Contrary to the opinion of the court presently, nowhere in Pierson is negligence — gross or culpable — equated with “deprivation”, the term used in 1983 to describe the wrongdoing. Nor does Monroe v. Pape, 365 U.S. 167, 81 S.Ct. 473, 5 L.Ed.2d 492 (1961) allow this argument. In the former, the tort was false arrest and imprisonment — a deliberate act. In the latter, the intrusion was a clear, aggressive and aggravated entry and outrageous search — not an accident.

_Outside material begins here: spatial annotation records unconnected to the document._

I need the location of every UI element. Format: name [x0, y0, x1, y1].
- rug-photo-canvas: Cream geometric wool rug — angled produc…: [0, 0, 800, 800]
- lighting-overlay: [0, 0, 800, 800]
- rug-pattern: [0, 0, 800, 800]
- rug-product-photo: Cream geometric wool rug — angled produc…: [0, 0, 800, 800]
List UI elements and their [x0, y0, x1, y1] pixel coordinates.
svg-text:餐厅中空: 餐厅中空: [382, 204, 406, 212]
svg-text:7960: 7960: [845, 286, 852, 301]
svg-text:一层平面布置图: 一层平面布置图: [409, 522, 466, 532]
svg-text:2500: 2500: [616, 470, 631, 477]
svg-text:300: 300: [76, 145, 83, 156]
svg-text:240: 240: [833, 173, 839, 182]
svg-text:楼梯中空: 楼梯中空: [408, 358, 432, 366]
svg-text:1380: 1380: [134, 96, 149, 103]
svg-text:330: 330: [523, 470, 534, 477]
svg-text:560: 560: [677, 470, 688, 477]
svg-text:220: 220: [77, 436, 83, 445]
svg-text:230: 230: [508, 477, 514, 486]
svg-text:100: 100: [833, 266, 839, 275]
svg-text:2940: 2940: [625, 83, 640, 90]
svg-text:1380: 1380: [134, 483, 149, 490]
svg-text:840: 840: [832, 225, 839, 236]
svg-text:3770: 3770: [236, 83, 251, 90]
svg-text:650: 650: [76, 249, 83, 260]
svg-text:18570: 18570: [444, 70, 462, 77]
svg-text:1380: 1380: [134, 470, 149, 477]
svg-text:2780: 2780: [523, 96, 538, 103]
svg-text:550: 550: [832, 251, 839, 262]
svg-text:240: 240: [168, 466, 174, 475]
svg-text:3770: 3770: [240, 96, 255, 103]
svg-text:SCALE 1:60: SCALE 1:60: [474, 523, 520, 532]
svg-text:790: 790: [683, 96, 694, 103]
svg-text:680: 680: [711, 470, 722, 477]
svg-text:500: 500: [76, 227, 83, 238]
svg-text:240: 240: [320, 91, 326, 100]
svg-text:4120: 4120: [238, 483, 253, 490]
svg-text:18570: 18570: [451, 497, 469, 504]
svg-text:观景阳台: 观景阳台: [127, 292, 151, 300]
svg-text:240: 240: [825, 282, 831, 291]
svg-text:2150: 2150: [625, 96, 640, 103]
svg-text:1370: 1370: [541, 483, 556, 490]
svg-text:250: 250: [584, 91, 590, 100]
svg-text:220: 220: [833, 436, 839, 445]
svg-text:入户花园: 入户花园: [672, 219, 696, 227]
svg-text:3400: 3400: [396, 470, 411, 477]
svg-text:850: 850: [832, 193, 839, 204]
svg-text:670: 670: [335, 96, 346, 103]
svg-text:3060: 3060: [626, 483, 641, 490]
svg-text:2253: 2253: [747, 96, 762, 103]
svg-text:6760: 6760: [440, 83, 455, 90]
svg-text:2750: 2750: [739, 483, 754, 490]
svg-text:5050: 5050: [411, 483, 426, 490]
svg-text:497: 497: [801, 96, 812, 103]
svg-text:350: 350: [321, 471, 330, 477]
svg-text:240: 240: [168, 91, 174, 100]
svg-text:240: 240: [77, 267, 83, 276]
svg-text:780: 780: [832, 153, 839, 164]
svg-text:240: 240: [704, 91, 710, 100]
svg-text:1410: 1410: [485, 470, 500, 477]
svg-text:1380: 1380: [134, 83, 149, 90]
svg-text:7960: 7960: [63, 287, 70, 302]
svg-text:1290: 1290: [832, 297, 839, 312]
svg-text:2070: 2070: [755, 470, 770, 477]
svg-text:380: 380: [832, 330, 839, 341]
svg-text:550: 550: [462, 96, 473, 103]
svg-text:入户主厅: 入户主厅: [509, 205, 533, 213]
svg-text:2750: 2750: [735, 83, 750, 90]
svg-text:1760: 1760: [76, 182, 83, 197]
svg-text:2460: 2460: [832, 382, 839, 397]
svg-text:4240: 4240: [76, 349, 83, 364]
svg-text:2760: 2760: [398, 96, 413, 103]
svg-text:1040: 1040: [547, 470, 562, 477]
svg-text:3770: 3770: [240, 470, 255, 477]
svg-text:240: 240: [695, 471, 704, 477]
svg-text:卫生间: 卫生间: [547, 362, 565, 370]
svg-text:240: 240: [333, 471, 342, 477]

Specifically, the fact that gross or culpable negligence may under State law substitute for intent does not demand that interpretation of 1983. While Pier-son permits the interposition of common law defenses, the decision embraces under 1983 only a claim for a common law tort involving actual intent as distinguishable from a tort merely requiring negligence.

The statute does not contemplate the conversion of every common law responsibility into a 1983 case — certainly not through dependence upon common law fictions. Indeed, the majority cites no authority warranting this per saltum handspring into 1983. Gross or culpable negligence still remains negligence, and the common law picks it up in that sense *1235solely as a fictional equal of intent. Nothing in the Federal statute impliedly or expressly condones a comparable adaptation.

Otherwise, under 1983 such offenses as involuntary manslaughter, or even reckless driving in circumstances, would be actionable as deprivations of civil rights. Given the scope the court now grants it, 1983 would indeed be all-pervasive. As one example, it would allow a State health officer or official physician to be sued for an accident, or for gross and culpable negligence, in treating a patient at a public clinic. Again, a driver of State fire equipment answering an alarm could be sued under 1983 for injuries inflicted on spectators on the street if caused by his negligence, if gross and culpable. Suppose, further, he destroyed, damaged or trespassed upon private property, would he be liable for depriving the owner of his civil rights? Illustrations of this sort are innumerable. The statute would enter into every instance of possible gross carelessness by a State representative in the performance of his duties. This, I believe, was not within the purpose, aim or in-tendment of the enactment.

While exhaustion of a State remedy is not prerequisite to a suit upon 1983, the opposite seems equally true — every culpable and gross act by a State representative causing injury is not remediable under 1983. Its “purposes [are] several-fold — to override certain kinds of state laws, to provide a remedy where state law [is] inadequate, ‘to provide a federal remedy where the state remedy, though adequate in theory, [is] not available in practice’ (citation omitted), and to provide a remedy in the federal courts supplementary to any remedy any State might have.” McNeese v. Board of Education, 373 U.S. 668, 671-672, 83 S.Ct. 1433, 1435, 10 L.Ed.2d 622 (1963).

In my appraisement the facts now related in the court’s opinion do not bring the case for 1983 under any of these contingencies, so I dissent from any reliance upon it.